The previous political reasons, and others, justify looking at the Arab world as one cultural and one societal unit. In this respect, it stands socio culturally at a midpoint between, say, Western Europe and North America-more culturally homogeneous than the former but less politically united than the latter. There are concentric political-cultural-legal identities for most Arabs, all of them salient and readily evocable. The broader political-cultural identity as an "Arab" is relevant when the person is outside the Arab world. The particularistic-country-legal identity (Syrian, Egyptian, Saudi, Iraqi, etc.) is mostly invoked within the Arab world itself, or when crossing sovereign state borders. Treating the Arab world as one single cultural area and as one Arab society implies an emphasis on the broad cultural "unifiers"-e.g., language, religion, shared traditions, common history, and common aspirations.

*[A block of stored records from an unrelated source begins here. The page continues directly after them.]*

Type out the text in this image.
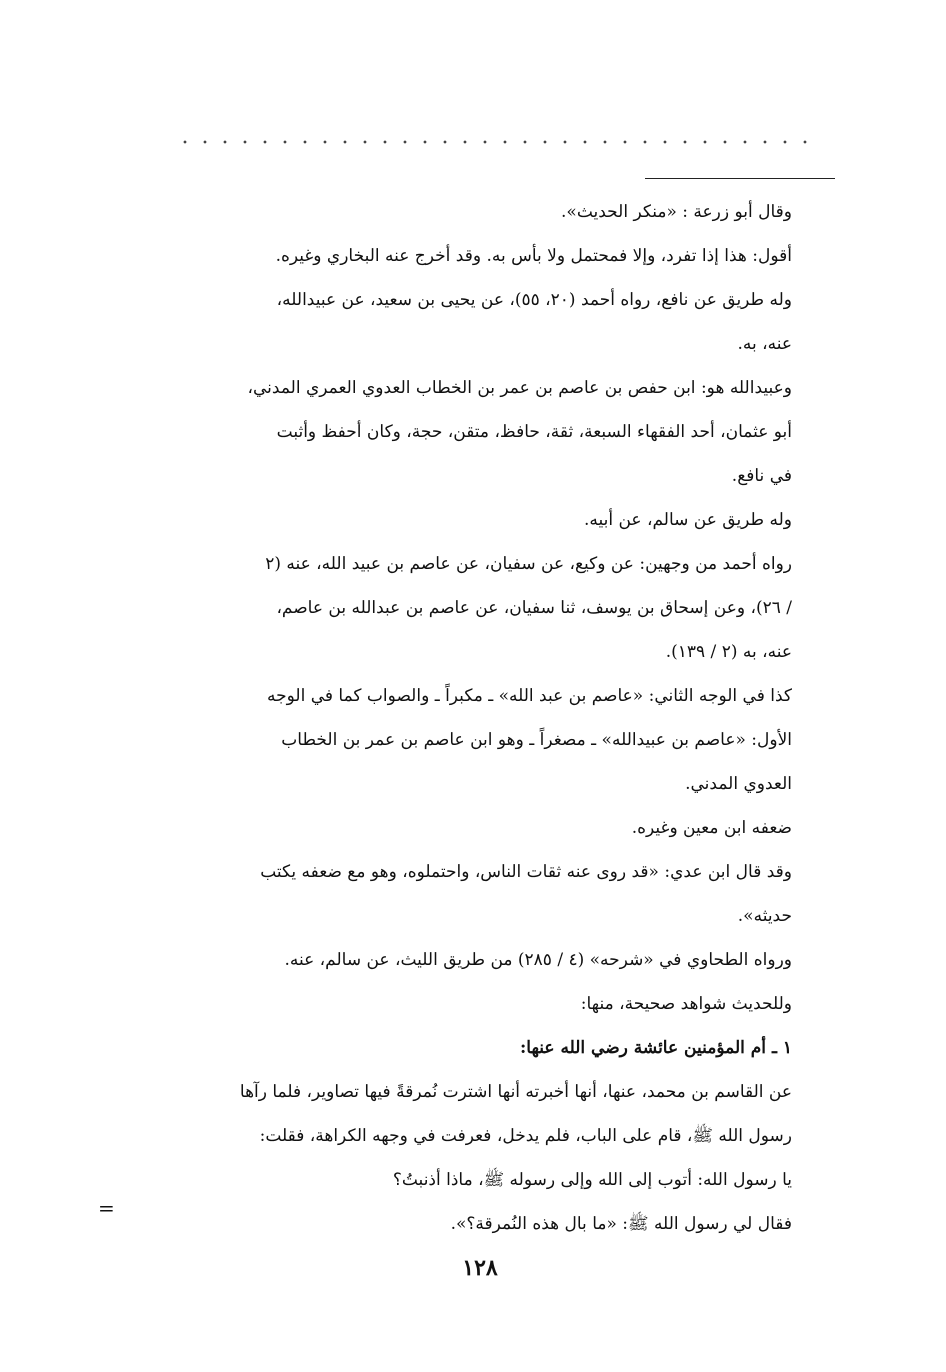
وقال أبو زرعة : «منكر الحديث».
أقول: هذا إذا تفرد، وإلا فمحتمل ولا بأس به. وقد أخرج عنه البخاري وغيره.
وله طريق عن نافع، رواه أحمد (٢٠، ٥٥)، عن يحيى بن سعيد، عن عبيدالله،
عنه، به.
وعبيدالله هو: ابن حفص بن عاصم بن عمر بن الخطاب العدوي العمري المدني،
أبو عثمان، أحد الفقهاء السبعة، ثقة، حافظ، متقن، حجة، وكان أحفظ وأثبت
في نافع.
وله طريق عن سالم، عن أبيه.
رواه أحمد من وجهين: عن وكيع، عن سفيان، عن عاصم بن عبيد الله، عنه (٢
/ ٢٦)، وعن إسحاق بن يوسف، ثنا سفيان، عن عاصم بن عبدالله بن عاصم،
عنه، به (٢ / ١٣٩).
كذا في الوجه الثاني: «عاصم بن عبد الله» ـ مكبراً ـ والصواب كما في الوجه
الأول: «عاصم بن عبيدالله» ـ مصغراً ـ وهو ابن عاصم بن عمر بن الخطاب
العدوي المدني.
ضعفه ابن معين وغيره.
وقد قال ابن عدي: «قد روى عنه ثقات الناس، واحتملوه، وهو مع ضعفه يكتب
حديثه».
ورواه الطحاوي في «شرحه» (٤ / ٢٨٥) من طريق الليث، عن سالم، عنه.
وللحديث شواهد صحيحة، منها:
١ ـ أم المؤمنين عائشة رضي الله عنها:
عن القاسم بن محمد، عنها، أنها أخبرته أنها اشترت نُمرقةً فيها تصاوير، فلما رآها
رسول الله ﷺ، قام على الباب، فلم يدخل، فعرفت في وجهه الكراهة، فقلت:
يا رسول الله: أتوب إلى الله وإلى رسوله ﷺ، ماذا أذنبتُ؟
فقال لي رسول الله ﷺ: «ما بال هذه النُمرقة؟».
=
١٢٨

But there are as many cultural "diversifiers." For example, within the common language there are different dialects, and within the common religion there are denominations and sects. Times of Arab strength and glory are those in which the "unifiers" are invoked. Periods of weakness or decline are those in which the "diversifiers" are manipulated by indigenous or external forces to divide the Arabs. Much of Arab history can be viewed as the continuous interplay between unifiers and diversifiers. The great heroes in Arab history are those who stimulated the cultural unifiers, especially in times of external challenge (e.g., Salah al-Din during the Crusades, Nasser in the immediate past). Individual and group loyalties in such times are to Islam, the Arab Nation, or the Motherland. On the other hand, the bleak moments in Arab history are when the diversifiers get magnified out of proportion and focus the passions and behavior of individuals and groups on primordial and local loyalties-e.g., ethnicity, sect, and tribe. The concerted Arab action in the October War of 1973 was an example of the power of broad unifiers. The civil wars in Lebanon (1975-1985), Sudan (1956-1973, 1983-1996), Iraq (1964-1975, 1991-1996) and Yemen (North, 1964-1967, and between North and South in 1996) are important examples of stimulating and manipulating diversifiers.